Çalışma süresi iş yaşamında kural olarak SGK’ya işveren tarafından bildirilen süreler dikkate alınarak belirlenir. Bu yüzden pek çok Mahkeme, özellikle kıdem tazminatı gibi çalışma süresine göre belirlenen alacakların hesabında, işveren tarafından SGK’ya yapılan bildirimleri dikkate almakta, hizmet döküm cetvellerindeki süreleri göre hesaplama yapılmaktadır.
Aşağıdaki karar ise, işçinin çalışma süresini kanıtlaması için hizmet tespit davası açmak zorunda olmadığını, hiç kimsenin hizmet tespiti davası açmaya zorlanamayacağını, hizmet tespiti davasının sosyal güvenlik hakkını ilgilendirdiğini, bir kişinin işçi sayılması için mutlak surette SSK’lı çalışmasının gerekmeyeceğini, önemli olan unsurun çalışma süre ve günlerinin somut bilgiler ile ispatı olduğunu vurgulamaktadır. Bu yönlerle kararın önemli olduğunu düşünmekteyiz.
7. Hukuk Dairesi 2014/9313 E. , 2014/20041 K.
“İçtihat Metni”
Mahkemesi : Adana 4. İş Mahkemesi
Tarihi : 01/04/2014
Numarası : 2011/369-2014/223
Taraflar arasında görülen dava sonucunda verilen hükmün, Yargıtay’ca incelenmesi davacı tarafından istenilmekle, temyiz isteğinin süresinde olduğu anlaşılmakla, dosya incelendi, gereği görüşüldü:
Davacı vekili, müvekkilinin davalıya ait kuaför salonunda 01/06/2009-07/03/2011 tarihleri arasında çalıştığını, iş sözleşmesinin haksız feshedildiğini iddia ederek kıdem ve ihbar tazminatı ile yıllık izin, hafta tatili, ulusal bayram genel tatil ve fazla çalışma alacaklarının tahsilini talep etmiştir.
Davalı davacının müvekkili nezdinde çalışması bulunmadığını, müvekkilinin 2010 yılı başında vergi levhası aldığını, davacının başka bir kuaför salonunda çalışması olduğunu, davacının arkadaşı ve müvekkilinin çalışanı olan Kazım Aslan’ın ricası ile ara ara toplamda 2 ay olmak üzere müvekkili işyerinde staj yaptığını, haksız menfaat sağlamak için iş bu davayı açtığını belirterek, davanın reddine karar verilmesini istemiştir.
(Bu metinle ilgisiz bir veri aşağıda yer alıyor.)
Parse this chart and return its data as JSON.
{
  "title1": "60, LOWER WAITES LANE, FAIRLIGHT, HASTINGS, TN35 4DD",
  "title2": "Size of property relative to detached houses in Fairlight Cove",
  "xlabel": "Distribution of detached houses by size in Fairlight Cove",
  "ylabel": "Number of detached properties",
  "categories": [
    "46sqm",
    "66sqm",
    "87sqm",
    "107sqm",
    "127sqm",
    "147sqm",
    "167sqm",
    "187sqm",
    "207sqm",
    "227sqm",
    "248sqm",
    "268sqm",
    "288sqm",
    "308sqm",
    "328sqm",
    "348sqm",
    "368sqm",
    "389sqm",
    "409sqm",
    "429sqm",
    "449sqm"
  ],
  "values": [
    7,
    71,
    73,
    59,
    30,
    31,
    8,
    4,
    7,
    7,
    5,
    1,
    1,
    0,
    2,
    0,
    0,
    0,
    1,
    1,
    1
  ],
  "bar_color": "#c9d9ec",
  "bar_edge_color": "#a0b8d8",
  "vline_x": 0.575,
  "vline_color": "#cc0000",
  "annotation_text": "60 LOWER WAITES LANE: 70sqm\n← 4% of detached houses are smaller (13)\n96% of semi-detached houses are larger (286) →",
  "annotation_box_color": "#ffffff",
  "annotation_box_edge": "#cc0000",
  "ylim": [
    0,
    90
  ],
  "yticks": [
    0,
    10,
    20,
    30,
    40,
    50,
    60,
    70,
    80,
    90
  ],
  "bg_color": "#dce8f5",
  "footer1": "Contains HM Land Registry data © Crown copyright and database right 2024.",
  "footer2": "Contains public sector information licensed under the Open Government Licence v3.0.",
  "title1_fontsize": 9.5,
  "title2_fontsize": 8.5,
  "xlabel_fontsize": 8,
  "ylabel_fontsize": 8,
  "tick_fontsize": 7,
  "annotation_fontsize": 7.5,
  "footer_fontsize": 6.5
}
Mahkemece davacının çalışmasının sigortasız olduğu, öncelikle çalışmanın varlığının kanıtlanması için hizmet tespiti davası açılması, hizmetin varlığı kanıtlandıktan sonra alacaklar yönünden araştırma yapılması gerektiği, davacı tarafa hizmet tespit davası açması yönünden süre verilmesine rağmen dava açmadığı, dava ispatlanamamış olmakla davanın reddine karar verilmiştir.
Davacı işçi alacaklarının tahsili davası açmıştır. Hiç kimse hizmet tespiti davası açmaya zorlanamaz. Hizmet tespiti davası sosyal güvenlik hakkını ilgilendirir. Bir kişinin işçi sayılması için mutlak surette SSK’lı çalışması gerekmez. Kaldı ki, davacı tanıklarının davacının davalı yanında çalıştığı süre ile çalışma gün ve saatlerine ilişkin somut bilgiler verdikleri görülmektedir. Bu nedenlerle açılan davanın toplanan delillere göre esastan değerlendirilmesi gerekirken, yerinde olmayan gerekçeyle reddi hatalı olup bozma nedenidir.
SONUÇ: Temyiz olunan kararın, yukarıda yazılı nedenle BOZULMASINA, peşin alınan temyiz harcının istek halinde davacıya iadesine, 03.11.2014 gününde oybirliğiyle karar verildi.